Но изображенное эстетически влияло и влияло сильно. Эстетика иконы сформировалась, исходя из ее изначального духовного предназначения. Пространство доски, лишенное изобразительной глубины, диктовало свои ограничения не только сюжетные, но композиционные. Распространенным лейтмотивом композиции был круг. Именно круг почитался как символ красоты, света, божества и любви, как знак божественного единения. Не только нимбы святых, а логика всего живописного решения. Круг определил плавность линий, очерчивающих изображение, прорисовку отдельных фигур, позволил передать их пластическую мягкость, их ритмику. Достаточно взглянуть на Троицу, чтобы это увидеть.
Максимум выразительности достигался минимумом изобразительных средств. И эта сдержанность имела самостоятельную ценность. Святые изображались приблизительно на одно лицо, примерно в одних цветовых решениях, примерно в одних позах. Для верующего это знак, большего он не требует, достаточно просто свидетельства, вот – святой, вот – мученик. Этого вполне хватало, чтобы молиться, чтобы обращаться. А как художник воплощает свои замыслы, это его личный творческий поиск. Когда этот поиск начинает привлекать внимание помимо содержания жития, сюжета, образа, начинается момент вхождения в искусство, искусство иконописца, и оно начинает осознаваться, как таковое.
Это и случилось с Рублевым. Потому в летописи упоминается его имя. Значит, он был избран, извлечен из среды таких же, как он сам, безвестных монашествующих служителей. И иерархи, которые были озабочены значительностью обряда, наставляли – писать нужно, как Андрей Рублев. Без уточнений по художественным деталям самого письма, а в соответствии с духовным смыслом изображения, утверждением истины красотой.
Икона возникла как знак и лишь потом как некий конкретный образ. Однако, образ рублевского Спаса представляет собой исключительное явление. Изображение дошло до нас с большими потерями, но есть возможность подробно рассмотреть лик. Казалось бы, канонические иконографические формы: удлиненный нос, маленькие глаза, плотно сжатый рот. И здесь загадка, на которую нельзя не обратить внимание. Эти черты являют в рублевском Спасе совершенно другой облик. В них присутствует нечто очень живое. Очень реальное, хотя доказать эту реальность не просто. Вытянутое лицо. Скулы четко обозначены. Взгляд обращен прямо на нас, а голова чуть-чуть повернута. Очень тонкий, едва заметный поворот вправо. Это останавливает внимание, такое решение не могло быть случайным. Точный абрис характерного запоминающегося лица. Все говорит о том, что кто-то послужил прообразом. Либо этот кто-то трансформировал сам канон, и изображение вышло из традиционного иконографического ряда, хотя сам образ не только не теряет святости, он ее подчеркивает.

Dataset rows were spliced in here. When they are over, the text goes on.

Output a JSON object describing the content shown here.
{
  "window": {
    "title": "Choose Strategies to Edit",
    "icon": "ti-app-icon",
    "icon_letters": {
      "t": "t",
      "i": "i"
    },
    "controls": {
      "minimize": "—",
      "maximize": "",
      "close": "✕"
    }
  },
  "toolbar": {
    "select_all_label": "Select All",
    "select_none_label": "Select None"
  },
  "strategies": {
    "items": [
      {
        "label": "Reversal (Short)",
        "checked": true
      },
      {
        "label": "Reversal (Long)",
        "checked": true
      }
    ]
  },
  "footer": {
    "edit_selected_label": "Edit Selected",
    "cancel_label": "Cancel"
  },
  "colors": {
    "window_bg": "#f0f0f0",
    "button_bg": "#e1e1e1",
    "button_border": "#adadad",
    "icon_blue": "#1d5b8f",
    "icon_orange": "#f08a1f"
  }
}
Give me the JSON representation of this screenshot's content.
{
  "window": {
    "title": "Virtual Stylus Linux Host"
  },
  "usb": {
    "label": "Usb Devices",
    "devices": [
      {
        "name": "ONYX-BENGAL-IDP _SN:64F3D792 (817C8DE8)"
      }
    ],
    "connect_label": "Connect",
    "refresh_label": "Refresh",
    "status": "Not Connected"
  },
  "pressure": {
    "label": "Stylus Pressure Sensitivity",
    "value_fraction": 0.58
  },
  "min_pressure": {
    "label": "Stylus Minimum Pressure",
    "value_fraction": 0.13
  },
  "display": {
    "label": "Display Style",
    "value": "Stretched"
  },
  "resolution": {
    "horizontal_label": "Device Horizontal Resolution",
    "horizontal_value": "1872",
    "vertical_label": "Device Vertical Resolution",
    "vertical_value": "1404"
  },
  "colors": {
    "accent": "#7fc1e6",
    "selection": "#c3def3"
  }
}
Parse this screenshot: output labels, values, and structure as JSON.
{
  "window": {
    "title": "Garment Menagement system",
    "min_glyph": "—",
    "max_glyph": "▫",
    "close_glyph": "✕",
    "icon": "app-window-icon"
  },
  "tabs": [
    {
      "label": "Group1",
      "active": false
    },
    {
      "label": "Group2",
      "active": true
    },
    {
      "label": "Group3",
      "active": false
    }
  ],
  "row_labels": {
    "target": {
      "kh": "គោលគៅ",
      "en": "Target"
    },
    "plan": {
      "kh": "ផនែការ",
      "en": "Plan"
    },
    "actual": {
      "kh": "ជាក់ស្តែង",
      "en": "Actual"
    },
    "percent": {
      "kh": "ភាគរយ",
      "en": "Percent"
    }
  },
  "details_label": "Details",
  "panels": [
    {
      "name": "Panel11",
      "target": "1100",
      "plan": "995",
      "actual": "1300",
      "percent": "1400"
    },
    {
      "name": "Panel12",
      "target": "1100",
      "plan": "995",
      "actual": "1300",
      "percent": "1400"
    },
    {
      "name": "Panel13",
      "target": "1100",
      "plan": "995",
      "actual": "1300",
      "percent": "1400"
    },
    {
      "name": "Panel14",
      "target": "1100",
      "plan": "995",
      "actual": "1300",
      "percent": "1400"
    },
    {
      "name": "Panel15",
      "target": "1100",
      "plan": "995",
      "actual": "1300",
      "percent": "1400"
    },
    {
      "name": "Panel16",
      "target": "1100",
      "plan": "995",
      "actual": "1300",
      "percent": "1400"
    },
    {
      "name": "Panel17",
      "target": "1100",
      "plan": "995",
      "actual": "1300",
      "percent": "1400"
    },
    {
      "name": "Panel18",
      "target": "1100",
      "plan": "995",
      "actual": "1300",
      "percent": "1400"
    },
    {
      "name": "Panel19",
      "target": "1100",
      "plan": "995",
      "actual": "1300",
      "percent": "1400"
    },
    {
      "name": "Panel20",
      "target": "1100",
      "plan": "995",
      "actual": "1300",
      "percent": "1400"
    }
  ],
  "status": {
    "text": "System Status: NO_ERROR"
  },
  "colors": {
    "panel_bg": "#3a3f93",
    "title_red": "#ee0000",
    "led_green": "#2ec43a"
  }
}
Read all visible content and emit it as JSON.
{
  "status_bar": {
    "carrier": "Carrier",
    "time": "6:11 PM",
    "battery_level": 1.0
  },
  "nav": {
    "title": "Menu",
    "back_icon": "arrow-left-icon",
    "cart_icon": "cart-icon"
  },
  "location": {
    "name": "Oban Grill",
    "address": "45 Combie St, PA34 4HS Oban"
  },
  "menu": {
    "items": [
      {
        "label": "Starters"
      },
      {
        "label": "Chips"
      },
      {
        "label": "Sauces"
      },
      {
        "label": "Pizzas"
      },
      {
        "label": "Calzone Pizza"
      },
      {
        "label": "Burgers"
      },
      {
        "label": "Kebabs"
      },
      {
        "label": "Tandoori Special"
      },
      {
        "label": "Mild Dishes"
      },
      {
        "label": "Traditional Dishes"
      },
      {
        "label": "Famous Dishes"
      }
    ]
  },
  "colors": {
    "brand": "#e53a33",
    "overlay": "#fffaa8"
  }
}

Могло ли это получиться случайно? Или это последствия дальнейших прописей, в которых образ что-то приобретает, что-то теряет и в любом случае изменяется. Имеет ли это значение? Это не безликий Спас, который был бы вполне достаточен для иконы. Очевидно, перед нами лик, который имеет особенный характер. Характер самого Рублева, потому что, если художник рисует, он рисует в себе. Сначала в себе, потом на плоскости. Это никак не светский портрет. Совершенно строгое, спокойное, молчащее лицо, которое очень внимательно, без всякого напряжения и агрессии вглядывается в нас. И при этом к нам обращается.
Постепенно и незаметно для самой себя икона превратилась в обобщенную церковную живопись, наделенную индивидуальными чертами и личным отношением зрителя (верующего) к объекту изображения. По мере того, как создавались образы святых, они приобретали собственные характеристики. Древнерусская икона сохраняла свою неповторимость, пока в нее не стали входить качества, обретенные развитием искусства. Образы и духовное наполнение иконы: кротость, сострадание, гнев, который тоже кроток, и смирение и полная самоотдача, стали дополняться элементами украшения, присутствием сравнительно посторонних, занимавшими нижний, местный ряд иконостаса – лицами жертвователей, заказчиков. Появляются жанровые мотивы, рассказ о бытовых сторонах тогдашней жизни. Но сама цель иконы оставалась прямой и краткой – непосредственная связь со святостью, с источниками веры. Наследие Рублева оставляет вопросы: что принадлежит ему, его товарищам, его школе иконописи. Легенда развивается по своим законам – достоверная сердцевина и ее произвольные дополнения, уточнения, новые находки и вариации. Границы достоверного размываются. Рядом с Рублевым в летописях упоминается имя Данило Черного. Но именно упоминается. Он выпадает из легенды, таково ее свойство. Если время выбрало Рублева, то поставить рядом уже никого невозможно.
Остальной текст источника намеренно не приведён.